Income Taxes Under AS-22

  • AS 22 was issued in 2001 and is mandatory in nature for:
  • Enterprises whose equity or debt securities are listed on a recognised stock exchange in India and enterprises that are in the process of issuing equity or debt securities that will be listed on a recognised stock exchange in India as evidenced by the board of directors’ resolution in this regard.
  • All the enterprises of a group, if the parent presents consolidated financial statements and the Accounting Standard is mandatory in nature in respect of any of the enterprises of that group in terms of (i) above.
  • All the accounting periods commencing on or after 01.04.2002, in respect of companies not covered by (a) above.
  • All the accounting periods commencing on or after 01.04.2003, in respect of all other enterprises.

This standard prescribes the accounting treatment of taxes on income and follows the concept of matching expenses against revenue for the period. The concept of matching is more peculiar in cases of income taxes since in a number of cases, the taxable income may be significantly different from the income reported in the financial statements due to the difference in treatment of certain items under taxation laws and the way it is reflected in accounts.

Need

Matching of such taxes against revenue for a period poses special problems arising from the fact that in a number of cases, taxable income may be significantly different from the accounting income. This divergence between taxable income and accounting income arises due to two main reasons.
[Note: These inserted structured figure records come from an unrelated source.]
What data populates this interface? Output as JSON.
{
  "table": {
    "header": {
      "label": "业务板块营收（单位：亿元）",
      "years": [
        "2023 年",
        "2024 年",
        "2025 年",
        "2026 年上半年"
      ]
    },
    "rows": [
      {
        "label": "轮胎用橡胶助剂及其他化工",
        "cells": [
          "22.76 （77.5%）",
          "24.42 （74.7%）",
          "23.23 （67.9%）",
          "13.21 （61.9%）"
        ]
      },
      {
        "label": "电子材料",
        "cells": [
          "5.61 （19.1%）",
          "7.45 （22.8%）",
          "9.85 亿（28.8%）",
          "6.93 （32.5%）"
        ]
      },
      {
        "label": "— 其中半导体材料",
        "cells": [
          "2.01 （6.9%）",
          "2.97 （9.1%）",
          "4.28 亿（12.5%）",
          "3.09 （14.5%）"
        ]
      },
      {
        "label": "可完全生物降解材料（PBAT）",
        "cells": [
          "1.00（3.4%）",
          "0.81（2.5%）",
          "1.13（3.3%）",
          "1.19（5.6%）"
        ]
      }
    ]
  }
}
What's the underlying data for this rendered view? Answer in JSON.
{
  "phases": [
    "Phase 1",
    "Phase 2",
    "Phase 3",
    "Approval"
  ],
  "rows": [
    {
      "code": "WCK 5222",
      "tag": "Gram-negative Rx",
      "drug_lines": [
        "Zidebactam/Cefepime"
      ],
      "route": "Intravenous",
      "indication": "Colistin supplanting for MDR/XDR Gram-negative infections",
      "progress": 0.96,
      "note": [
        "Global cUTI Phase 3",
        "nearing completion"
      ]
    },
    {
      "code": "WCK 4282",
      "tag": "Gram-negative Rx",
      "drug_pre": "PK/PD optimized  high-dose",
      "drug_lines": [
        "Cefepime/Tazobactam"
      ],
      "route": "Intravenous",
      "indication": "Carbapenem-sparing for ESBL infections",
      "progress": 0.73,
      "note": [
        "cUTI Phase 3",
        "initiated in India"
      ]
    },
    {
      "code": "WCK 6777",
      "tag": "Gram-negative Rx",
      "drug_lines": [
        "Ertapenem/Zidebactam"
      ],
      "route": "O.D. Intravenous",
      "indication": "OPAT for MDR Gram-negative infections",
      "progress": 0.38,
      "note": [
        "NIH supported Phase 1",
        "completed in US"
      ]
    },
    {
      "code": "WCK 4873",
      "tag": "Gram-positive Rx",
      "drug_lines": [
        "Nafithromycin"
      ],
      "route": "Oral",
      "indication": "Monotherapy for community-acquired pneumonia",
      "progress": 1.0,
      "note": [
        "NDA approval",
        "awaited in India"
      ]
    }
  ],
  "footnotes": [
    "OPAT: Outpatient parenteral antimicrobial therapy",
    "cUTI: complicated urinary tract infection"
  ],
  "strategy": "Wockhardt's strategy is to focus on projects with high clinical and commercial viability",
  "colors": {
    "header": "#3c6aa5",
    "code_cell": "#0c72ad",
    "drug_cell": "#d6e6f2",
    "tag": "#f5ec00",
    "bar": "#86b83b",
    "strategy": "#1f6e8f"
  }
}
Firstly, there are differences between items of revenue and expenses as appearing in the statement of profit and loss and the items which are considered as revenue, expenses or deductions for tax purposes, known as Permanent Difference.
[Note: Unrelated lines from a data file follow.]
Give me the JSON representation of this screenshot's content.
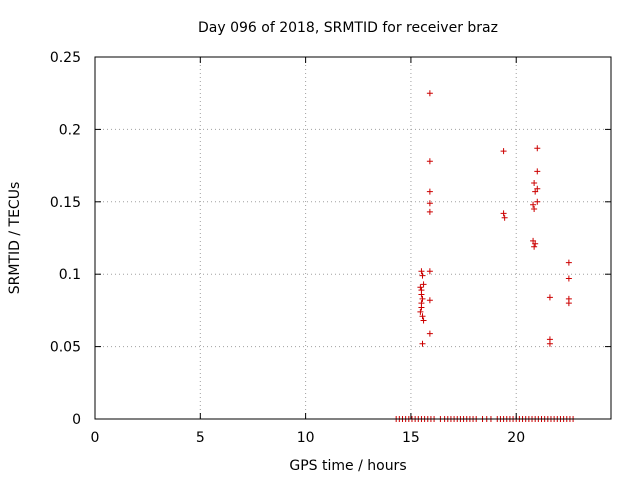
{
  "chart_data": {
    "type": "scatter",
    "title": "Day 096 of 2018, SRMTID for receiver braz",
    "xlabel": "GPS time / hours",
    "ylabel": "SRMTID / TECUs",
    "xlim": [
      0,
      24.5
    ],
    "ylim": [
      0,
      0.25
    ],
    "xticks": [
      0,
      5,
      10,
      15,
      20
    ],
    "xtick_labels": [
      "0",
      "5",
      "10",
      "15",
      "20"
    ],
    "yticks": [
      0,
      0.05,
      0.1,
      0.15,
      0.2,
      0.25
    ],
    "ytick_labels": [
      "0",
      "0.05",
      "0.1",
      "0.15",
      "0.2",
      "0.25"
    ],
    "grid": true,
    "marker": "+",
    "color": "#cc0000",
    "series": [
      {
        "name": "SRMTID",
        "points": [
          [
            15.9,
            0.225
          ],
          [
            15.9,
            0.178
          ],
          [
            15.9,
            0.157
          ],
          [
            15.9,
            0.149
          ],
          [
            15.9,
            0.143
          ],
          [
            15.9,
            0.102
          ],
          [
            15.9,
            0.082
          ],
          [
            15.9,
            0.059
          ],
          [
            15.5,
            0.102
          ],
          [
            15.55,
            0.099
          ],
          [
            15.6,
            0.093
          ],
          [
            15.45,
            0.091
          ],
          [
            15.5,
            0.089
          ],
          [
            15.5,
            0.086
          ],
          [
            15.55,
            0.083
          ],
          [
            15.5,
            0.08
          ],
          [
            15.5,
            0.077
          ],
          [
            15.45,
            0.074
          ],
          [
            15.55,
            0.071
          ],
          [
            15.6,
            0.068
          ],
          [
            15.55,
            0.052
          ],
          [
            19.4,
            0.185
          ],
          [
            19.4,
            0.142
          ],
          [
            19.45,
            0.139
          ],
          [
            21.0,
            0.187
          ],
          [
            21.0,
            0.171
          ],
          [
            20.85,
            0.163
          ],
          [
            21.0,
            0.159
          ],
          [
            20.9,
            0.157
          ],
          [
            21.0,
            0.15
          ],
          [
            20.8,
            0.148
          ],
          [
            20.85,
            0.145
          ],
          [
            20.8,
            0.123
          ],
          [
            20.9,
            0.121
          ],
          [
            20.85,
            0.119
          ],
          [
            22.5,
            0.108
          ],
          [
            22.5,
            0.097
          ],
          [
            21.6,
            0.084
          ],
          [
            22.5,
            0.083
          ],
          [
            22.5,
            0.08
          ],
          [
            21.6,
            0.055
          ],
          [
            21.6,
            0.052
          ],
          [
            14.3,
            0
          ],
          [
            14.45,
            0
          ],
          [
            14.6,
            0
          ],
          [
            14.75,
            0
          ],
          [
            14.9,
            0
          ],
          [
            15.05,
            0
          ],
          [
            15.2,
            0
          ],
          [
            15.35,
            0
          ],
          [
            15.5,
            0
          ],
          [
            15.65,
            0
          ],
          [
            15.8,
            0
          ],
          [
            15.95,
            0
          ],
          [
            16.1,
            0
          ],
          [
            16.4,
            0
          ],
          [
            16.6,
            0
          ],
          [
            16.75,
            0
          ],
          [
            16.9,
            0
          ],
          [
            17.05,
            0
          ],
          [
            17.2,
            0
          ],
          [
            17.35,
            0
          ],
          [
            17.5,
            0
          ],
          [
            17.65,
            0
          ],
          [
            17.8,
            0
          ],
          [
            17.95,
            0
          ],
          [
            18.1,
            0
          ],
          [
            18.4,
            0
          ],
          [
            18.6,
            0
          ],
          [
            18.8,
            0
          ],
          [
            19.1,
            0
          ],
          [
            19.25,
            0
          ],
          [
            19.4,
            0
          ],
          [
            19.55,
            0
          ],
          [
            19.7,
            0
          ],
          [
            19.85,
            0
          ],
          [
            20.0,
            0
          ],
          [
            20.15,
            0
          ],
          [
            20.3,
            0
          ],
          [
            20.45,
            0
          ],
          [
            20.6,
            0
          ],
          [
            20.75,
            0
          ],
          [
            20.9,
            0
          ],
          [
            21.05,
            0
          ],
          [
            21.2,
            0
          ],
          [
            21.35,
            0
          ],
          [
            21.5,
            0
          ],
          [
            21.65,
            0
          ],
          [
            21.8,
            0
          ],
          [
            21.95,
            0
          ],
          [
            22.1,
            0
          ],
          [
            22.25,
            0
          ],
          [
            22.4,
            0
          ],
          [
            22.55,
            0
          ],
          [
            22.7,
            0
          ]
        ]
      }
    ]
  }
}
Secondly, there are differences between the amount in respect of a particular item of revenue or expense as recognised in the statement of profit and loss and the corresponding amount which is recognised for the computation of taxable income, known as Time Difference.

Terms used in AS-22

  • Accounting income (loss) is the net profit or loss for a period, as reported in the statement of profit and loss, before deducting income-tax expense or adding income tax saving.
  • Taxable income (tax loss) is the amount of the income (loss) for a period, determined in accordance with the tax laws, based upon which income-tax payable (recoverable) is determined.
  • Tax expense (tax saving) is the aggregate of current tax and deferred tax charged or credited to the statement of profit and loss for the period.
  • Current tax is the amount of income tax determined to be payable (recoverable) in respect of the taxable income (tax loss) for a period.
  • Deferred tax is the tax effect of timing differences. The differences between taxable income and accounting income can be classified into permanent differences and timing differences.
  • Timing differences are the differences between taxable income and accounting income for a period that originate in one period and are capable of reversal in one or more subsequent periods.
  • Permanent differences are the differences between taxable income and accounting income for a period that originate in one period and do not reverse subsequently.